In the film "Knowing," Nicolas Cage plays a professor who is given a piece of paper containing a mysterious number code taken from a time capsule at his son's school. He decodes the message and realizes that the numbers accurately predicted past disasters as well as an imminent apocalypse. That last bit, of course, makes it into an interesting movie. If he'd stopped at "discovering" the hidden code, the movie would end with him writing a best-selling New Age self-help book.

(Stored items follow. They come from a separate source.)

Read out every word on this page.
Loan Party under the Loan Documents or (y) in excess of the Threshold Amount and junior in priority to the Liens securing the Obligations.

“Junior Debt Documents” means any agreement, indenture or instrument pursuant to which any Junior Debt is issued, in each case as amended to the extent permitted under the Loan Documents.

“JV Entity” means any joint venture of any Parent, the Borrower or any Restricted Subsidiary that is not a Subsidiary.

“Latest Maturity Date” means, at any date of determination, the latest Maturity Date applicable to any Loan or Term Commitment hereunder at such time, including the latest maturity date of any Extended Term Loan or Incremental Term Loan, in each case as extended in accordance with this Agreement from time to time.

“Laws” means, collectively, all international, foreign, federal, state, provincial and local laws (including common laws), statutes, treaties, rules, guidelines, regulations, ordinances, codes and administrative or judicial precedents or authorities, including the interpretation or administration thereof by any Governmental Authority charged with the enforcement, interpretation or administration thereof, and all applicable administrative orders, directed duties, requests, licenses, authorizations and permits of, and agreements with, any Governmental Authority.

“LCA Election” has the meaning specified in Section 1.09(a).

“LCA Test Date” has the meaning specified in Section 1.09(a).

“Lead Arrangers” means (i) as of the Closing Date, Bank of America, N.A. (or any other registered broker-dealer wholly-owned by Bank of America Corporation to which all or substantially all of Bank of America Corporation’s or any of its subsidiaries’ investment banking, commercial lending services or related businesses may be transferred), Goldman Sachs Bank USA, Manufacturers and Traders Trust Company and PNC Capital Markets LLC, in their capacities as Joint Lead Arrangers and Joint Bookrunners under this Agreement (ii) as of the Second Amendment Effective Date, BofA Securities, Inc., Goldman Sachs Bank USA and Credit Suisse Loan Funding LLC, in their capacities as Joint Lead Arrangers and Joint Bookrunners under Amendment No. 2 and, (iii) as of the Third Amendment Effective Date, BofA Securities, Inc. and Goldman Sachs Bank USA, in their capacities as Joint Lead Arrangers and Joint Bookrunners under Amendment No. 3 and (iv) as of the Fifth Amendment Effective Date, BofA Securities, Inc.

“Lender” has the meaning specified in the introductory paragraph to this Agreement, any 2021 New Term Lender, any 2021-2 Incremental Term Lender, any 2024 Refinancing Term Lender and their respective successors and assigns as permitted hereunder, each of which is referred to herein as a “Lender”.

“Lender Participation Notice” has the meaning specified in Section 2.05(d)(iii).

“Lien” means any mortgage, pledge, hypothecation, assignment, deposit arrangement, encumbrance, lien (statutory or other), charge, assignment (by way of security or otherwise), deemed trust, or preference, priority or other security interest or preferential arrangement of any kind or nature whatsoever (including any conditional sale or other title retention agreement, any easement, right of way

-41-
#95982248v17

Though the plot is fictional, this scenario has occurred many times in the real world. In 1997 Michael Drosnin published a best-selling book titled "The Bible Code," in which he claimed that the Bible contained a code (hidden in numbers and letters) accurately predicting past world events. Drosnin's work was later refuted, with critics (including CSI Fellow David E. Thomas) demonstrating that the "meanings" he found were simply the result of selectively choosing data sets from a vast sea of random letters.

In psychology, the tendency for the human mind to find coincidences, patterns, and connections in random data is called apophenia. It is related to paredolia, the mind's ability to find faces and images in ambiguous stimuli such as clouds, tortillas, food stains, and so on. In statistics, there is even a name for this type of thinking mistake: a Type I error. A common example of a Type I error is a false positive result on a medical test, for instance detecting a disease.

The premise behind "Knowing" has several roots, including numerology seeing significance in numbers. Sometimes the significance is said to be lucky, unlucky, or just somehow evil (666). After the September 11, 2001 attacks, many people found meaningful coincidence or significance in the number 11, such as that the twin towers resembled the number 11, that "New York City" has 11 letters, and so on. With a little effort and creativity you can find or create whatever significance you like.

Of course, the film's roots in pseudoscientific silliness don¡¯t mean it won't be an entertaining film. In fact, previews suggest that there will be a token skeptic who gives a brief explanation of apophenia and tries to convince people that it is all an illusion. And, of course, he will be wrong; such is Hollywood.